De pequeños de vez en cuando en casa nos asignaban nuestras tareas «de mayores». Eso quería decir que, más allá de que para mi hermana y para mí pudieran ser también un juego, había que hacerlo bien. Desde el punto de vista de nuestros padres o abuelos, claro está. Una de aquellas tareas consistía en preparar la ensaladilla rusa. Todo pasaba por picar bien fino cada uno de sus ingredientes.
En la receta que usaba mi madre entraba la lechuga. Había que irla cortando en pedacitos muy finos. En ocasiones salían una especie de tiras demasiado largas que luego había que repasar para que su tamaño acompasara al del resto de los ingredientes. Los huevos cocidos, la zanahoria, las aceitunas, la patata… todo requería paciencia. Pues no me digáis por qué, pero me recuerdo a mí mismo con aquella paciencia.
Porque ponerse manos a la obra en aquella tarea que iba a llevarnos su buen tiempo nos sumergía en un universo particular. Poco a poco, corte a corte, la montaña crecía y los ingredientes, todos reducidos a su mínima expresión, quedaban por fin esperando aquel momento final en el que la mayonesa lo iba a impregnar todo.
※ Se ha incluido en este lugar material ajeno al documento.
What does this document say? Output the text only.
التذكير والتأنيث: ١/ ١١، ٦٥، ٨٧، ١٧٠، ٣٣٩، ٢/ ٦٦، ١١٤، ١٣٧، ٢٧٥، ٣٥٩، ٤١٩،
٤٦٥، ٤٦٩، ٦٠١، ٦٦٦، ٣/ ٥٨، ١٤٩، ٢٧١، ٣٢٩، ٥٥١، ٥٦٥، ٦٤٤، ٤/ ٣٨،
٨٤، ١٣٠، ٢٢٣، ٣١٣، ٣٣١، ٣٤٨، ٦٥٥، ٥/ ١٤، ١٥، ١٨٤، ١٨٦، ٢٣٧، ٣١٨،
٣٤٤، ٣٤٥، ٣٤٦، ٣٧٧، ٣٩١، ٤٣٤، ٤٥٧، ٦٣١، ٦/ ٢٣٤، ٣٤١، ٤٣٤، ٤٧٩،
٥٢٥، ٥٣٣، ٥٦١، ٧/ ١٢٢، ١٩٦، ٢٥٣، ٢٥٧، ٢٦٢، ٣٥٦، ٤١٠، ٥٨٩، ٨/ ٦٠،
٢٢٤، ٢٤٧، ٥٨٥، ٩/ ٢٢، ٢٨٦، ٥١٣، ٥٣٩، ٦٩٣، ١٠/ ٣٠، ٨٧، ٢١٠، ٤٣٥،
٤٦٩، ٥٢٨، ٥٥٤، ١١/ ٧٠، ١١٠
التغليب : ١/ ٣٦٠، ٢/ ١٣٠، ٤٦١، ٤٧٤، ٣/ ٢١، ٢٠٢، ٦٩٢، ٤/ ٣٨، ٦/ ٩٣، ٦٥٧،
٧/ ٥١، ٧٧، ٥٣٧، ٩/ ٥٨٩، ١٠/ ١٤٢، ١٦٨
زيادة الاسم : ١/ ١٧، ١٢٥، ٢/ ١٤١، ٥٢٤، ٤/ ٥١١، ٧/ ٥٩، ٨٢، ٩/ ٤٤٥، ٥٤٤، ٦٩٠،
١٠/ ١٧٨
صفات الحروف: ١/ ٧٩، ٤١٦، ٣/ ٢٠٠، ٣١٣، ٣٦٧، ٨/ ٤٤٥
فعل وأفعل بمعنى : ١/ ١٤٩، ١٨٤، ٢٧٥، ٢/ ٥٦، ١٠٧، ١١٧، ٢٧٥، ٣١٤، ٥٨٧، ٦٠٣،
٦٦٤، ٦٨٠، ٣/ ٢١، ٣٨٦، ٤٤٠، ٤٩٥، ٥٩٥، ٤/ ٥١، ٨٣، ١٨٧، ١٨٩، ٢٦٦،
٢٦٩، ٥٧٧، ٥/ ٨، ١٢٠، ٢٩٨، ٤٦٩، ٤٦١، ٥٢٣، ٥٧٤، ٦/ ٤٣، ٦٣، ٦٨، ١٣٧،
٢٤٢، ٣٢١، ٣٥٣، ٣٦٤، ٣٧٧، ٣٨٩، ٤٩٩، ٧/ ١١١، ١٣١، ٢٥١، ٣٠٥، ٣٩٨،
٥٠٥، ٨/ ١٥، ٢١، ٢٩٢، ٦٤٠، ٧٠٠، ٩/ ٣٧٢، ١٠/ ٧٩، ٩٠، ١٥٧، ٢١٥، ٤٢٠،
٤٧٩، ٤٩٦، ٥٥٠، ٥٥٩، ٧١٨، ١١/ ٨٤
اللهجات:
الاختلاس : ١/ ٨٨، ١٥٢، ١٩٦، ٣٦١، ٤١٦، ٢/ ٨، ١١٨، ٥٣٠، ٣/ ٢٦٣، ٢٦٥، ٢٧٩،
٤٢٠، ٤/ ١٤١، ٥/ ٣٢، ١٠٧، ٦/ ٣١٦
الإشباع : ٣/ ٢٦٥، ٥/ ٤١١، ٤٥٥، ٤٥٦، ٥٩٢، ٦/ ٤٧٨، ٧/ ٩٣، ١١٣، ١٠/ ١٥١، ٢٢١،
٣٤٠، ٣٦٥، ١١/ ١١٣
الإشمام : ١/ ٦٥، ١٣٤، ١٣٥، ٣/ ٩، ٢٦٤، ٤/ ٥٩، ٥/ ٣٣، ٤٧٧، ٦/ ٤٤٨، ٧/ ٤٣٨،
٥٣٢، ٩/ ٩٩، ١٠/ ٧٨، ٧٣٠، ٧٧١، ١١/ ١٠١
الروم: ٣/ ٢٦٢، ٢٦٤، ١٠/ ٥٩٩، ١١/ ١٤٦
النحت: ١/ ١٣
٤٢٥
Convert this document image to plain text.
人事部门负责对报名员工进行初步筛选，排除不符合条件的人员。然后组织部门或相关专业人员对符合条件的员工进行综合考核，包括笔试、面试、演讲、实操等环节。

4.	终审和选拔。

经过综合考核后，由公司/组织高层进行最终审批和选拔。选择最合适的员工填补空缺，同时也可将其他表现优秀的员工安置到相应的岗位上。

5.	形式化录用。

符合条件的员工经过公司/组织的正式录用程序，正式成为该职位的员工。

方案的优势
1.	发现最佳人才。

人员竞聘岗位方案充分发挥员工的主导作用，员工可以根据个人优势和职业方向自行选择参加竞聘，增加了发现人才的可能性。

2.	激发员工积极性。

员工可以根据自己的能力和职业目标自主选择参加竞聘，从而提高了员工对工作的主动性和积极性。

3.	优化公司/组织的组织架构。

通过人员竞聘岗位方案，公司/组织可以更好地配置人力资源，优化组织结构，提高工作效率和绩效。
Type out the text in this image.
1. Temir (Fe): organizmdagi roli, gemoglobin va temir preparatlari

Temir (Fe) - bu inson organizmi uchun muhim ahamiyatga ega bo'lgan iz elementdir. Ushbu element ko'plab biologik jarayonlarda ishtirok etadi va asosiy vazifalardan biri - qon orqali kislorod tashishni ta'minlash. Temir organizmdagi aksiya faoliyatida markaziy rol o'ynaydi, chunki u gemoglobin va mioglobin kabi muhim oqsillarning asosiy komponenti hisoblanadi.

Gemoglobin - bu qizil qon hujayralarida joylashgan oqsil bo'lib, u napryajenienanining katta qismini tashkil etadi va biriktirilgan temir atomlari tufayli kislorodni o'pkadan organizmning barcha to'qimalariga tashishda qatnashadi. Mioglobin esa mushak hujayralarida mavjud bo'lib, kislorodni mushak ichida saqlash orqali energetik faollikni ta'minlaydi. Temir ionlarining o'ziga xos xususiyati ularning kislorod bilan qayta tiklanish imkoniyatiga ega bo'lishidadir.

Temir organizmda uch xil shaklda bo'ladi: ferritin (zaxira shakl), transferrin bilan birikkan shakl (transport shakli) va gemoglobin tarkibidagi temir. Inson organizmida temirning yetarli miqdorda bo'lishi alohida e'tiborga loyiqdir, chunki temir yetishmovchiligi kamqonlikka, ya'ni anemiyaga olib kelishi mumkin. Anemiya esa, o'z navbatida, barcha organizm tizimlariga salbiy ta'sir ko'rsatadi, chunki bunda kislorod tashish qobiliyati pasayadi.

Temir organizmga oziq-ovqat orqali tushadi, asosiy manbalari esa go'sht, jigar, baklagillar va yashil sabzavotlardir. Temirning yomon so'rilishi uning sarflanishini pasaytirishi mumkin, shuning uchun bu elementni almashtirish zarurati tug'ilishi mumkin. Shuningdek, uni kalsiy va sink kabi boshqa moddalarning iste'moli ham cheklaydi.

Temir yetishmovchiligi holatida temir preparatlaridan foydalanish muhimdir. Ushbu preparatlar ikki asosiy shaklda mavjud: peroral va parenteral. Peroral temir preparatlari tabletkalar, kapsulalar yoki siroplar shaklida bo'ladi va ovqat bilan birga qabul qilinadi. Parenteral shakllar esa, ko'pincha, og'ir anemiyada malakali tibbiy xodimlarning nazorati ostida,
Representaba una especie de catarsis final mediante la que todo el trabajo previo adquiría su sentido.
Aquellas mañanas en la cocina pasaban entretenidas. Era comida de fin de semana, claro está. Solo el sábado o el domingo podíamos ponernos a la faena. No recuerdo ningún otro premio que no fuera comérsela después. Luego de terminar el trabajo de preparación, la ensaladilla iba directa a la nevera y allí se quedaba un buen rato esperando a que llegara la hora de comer. Allí estaba: nuestra ensaladilla rusa.